IBM MaaS360 information disclosure
Description
IBM MaaS360 for Android versions 6.31 through 8.60 contain hardcoded credentials that can be extracted by an attacker with physical device access.
AI Insight
LLM-synthesized narrative grounded in this CVE's description and references.
IBM MaaS360 for Android versions 6.31 through 8.60 contain hardcoded credentials that can be extracted by an attacker with physical device access.
Vulnerability
IBM MaaS360 MDM for Android versions 6.31 through 8.60 contain hardcoded credentials embedded in the application binary [1]. The credentials are stored in a manner that allows extraction by anyone with access to the device.
Exploitation
An attacker with physical access to the device can extract the hardcoded credentials by analyzing the application binary [1]. No authentication or user interaction is required beyond physical possession of the device.
Impact
Successful extraction of the hardcoded credentials allows the attacker to gain unauthorized access to sensitive information, resulting in a high confidentiality impact [1]. The CVSS vector indicates no impact on integrity or availability.
Mitigation
IBM recommends updating the MaaS360 MDM for Android app to version 8.65 or later, available via the Google Play store [1]. No workarounds are available for this vulnerability.

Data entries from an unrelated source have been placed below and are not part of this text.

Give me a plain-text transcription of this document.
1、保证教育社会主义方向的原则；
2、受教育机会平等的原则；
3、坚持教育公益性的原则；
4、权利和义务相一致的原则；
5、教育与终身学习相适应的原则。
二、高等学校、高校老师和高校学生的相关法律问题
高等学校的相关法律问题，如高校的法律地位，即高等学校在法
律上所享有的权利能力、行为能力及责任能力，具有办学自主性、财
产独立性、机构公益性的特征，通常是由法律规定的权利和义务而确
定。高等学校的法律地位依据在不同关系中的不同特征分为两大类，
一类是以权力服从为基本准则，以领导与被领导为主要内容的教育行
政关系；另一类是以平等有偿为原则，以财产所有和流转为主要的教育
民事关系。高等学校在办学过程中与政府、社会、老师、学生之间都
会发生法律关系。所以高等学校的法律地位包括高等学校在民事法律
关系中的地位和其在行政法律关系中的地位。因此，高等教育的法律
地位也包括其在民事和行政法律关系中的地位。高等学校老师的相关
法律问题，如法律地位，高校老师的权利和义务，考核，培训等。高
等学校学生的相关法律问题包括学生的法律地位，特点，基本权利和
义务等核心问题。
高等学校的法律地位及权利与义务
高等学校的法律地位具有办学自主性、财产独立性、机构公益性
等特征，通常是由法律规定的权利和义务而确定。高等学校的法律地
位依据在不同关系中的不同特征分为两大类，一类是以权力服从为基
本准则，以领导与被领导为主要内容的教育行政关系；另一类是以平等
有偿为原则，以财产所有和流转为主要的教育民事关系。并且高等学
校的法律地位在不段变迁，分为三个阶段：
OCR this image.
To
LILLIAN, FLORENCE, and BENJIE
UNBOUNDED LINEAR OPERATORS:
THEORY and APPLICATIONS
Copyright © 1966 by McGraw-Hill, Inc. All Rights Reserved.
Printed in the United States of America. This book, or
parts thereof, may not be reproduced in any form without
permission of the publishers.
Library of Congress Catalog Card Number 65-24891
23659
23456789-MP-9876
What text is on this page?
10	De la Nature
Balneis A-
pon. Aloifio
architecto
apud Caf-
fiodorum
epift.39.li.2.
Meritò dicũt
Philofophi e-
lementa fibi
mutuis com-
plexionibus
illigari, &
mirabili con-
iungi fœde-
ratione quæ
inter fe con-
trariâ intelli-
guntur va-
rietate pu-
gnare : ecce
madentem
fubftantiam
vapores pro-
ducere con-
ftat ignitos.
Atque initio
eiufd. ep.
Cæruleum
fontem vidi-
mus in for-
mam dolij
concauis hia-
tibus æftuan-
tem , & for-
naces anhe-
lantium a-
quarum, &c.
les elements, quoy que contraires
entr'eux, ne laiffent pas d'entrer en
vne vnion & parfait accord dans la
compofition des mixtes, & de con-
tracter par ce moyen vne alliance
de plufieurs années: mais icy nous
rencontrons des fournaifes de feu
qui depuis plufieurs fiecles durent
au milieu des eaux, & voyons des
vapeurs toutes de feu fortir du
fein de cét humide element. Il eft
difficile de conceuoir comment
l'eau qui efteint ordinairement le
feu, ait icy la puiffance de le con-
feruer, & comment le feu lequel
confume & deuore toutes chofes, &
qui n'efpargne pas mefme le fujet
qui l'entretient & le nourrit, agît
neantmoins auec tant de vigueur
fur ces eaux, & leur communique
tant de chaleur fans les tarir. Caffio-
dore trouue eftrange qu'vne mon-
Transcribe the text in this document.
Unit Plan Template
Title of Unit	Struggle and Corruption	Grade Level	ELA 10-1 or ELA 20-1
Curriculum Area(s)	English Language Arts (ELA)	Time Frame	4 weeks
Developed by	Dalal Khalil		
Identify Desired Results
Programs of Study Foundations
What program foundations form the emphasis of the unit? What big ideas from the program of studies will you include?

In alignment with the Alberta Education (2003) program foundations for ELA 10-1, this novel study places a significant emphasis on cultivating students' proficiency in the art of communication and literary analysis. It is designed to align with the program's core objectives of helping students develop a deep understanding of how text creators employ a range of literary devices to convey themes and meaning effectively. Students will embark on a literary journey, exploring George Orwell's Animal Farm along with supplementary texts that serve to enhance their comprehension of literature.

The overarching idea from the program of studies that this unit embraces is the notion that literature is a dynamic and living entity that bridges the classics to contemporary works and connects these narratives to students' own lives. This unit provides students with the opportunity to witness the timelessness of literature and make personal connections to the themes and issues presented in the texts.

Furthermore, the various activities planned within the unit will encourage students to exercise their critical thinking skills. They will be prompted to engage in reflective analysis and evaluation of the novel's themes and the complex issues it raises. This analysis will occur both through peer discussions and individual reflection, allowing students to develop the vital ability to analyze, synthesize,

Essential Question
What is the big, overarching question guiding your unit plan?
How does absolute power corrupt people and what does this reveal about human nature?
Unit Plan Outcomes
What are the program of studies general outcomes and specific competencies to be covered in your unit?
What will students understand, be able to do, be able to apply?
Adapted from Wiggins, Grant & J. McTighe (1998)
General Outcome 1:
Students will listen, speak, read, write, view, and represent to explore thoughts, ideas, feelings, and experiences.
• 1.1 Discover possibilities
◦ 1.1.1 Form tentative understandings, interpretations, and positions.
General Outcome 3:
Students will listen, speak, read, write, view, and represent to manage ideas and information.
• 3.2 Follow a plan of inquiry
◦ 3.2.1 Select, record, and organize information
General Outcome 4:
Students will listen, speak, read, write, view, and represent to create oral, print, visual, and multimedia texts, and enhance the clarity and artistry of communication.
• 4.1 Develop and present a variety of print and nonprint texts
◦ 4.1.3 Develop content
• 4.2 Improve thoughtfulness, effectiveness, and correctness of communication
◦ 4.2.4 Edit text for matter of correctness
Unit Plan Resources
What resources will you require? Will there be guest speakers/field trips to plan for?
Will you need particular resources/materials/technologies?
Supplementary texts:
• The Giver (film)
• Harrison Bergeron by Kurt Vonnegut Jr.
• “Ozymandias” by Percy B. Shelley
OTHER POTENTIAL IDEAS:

AI Insight generated on May 26, 2026. Synthesized from this CVE's description and the cited reference URLs; citations are validated against the source bundle.
Affected products
2- Range: >=6.31 <=8.60
Patches
0No patches discovered yet.
Vulnerability mechanics
No source-code context for this CVE — mechanics is only generated when we can read the actual fix diff. Without that, the four sections (root cause, attack vector, affected code, fix) would be speculation rather than analysis.
References
2- www.ibm.com/support/pages/node/7166750mitrevendor-advisory
- exchange.xforce.ibmcloud.com/vulnerabilities/290341mitrevdb-entry
News mentions
0No linked articles in our index yet.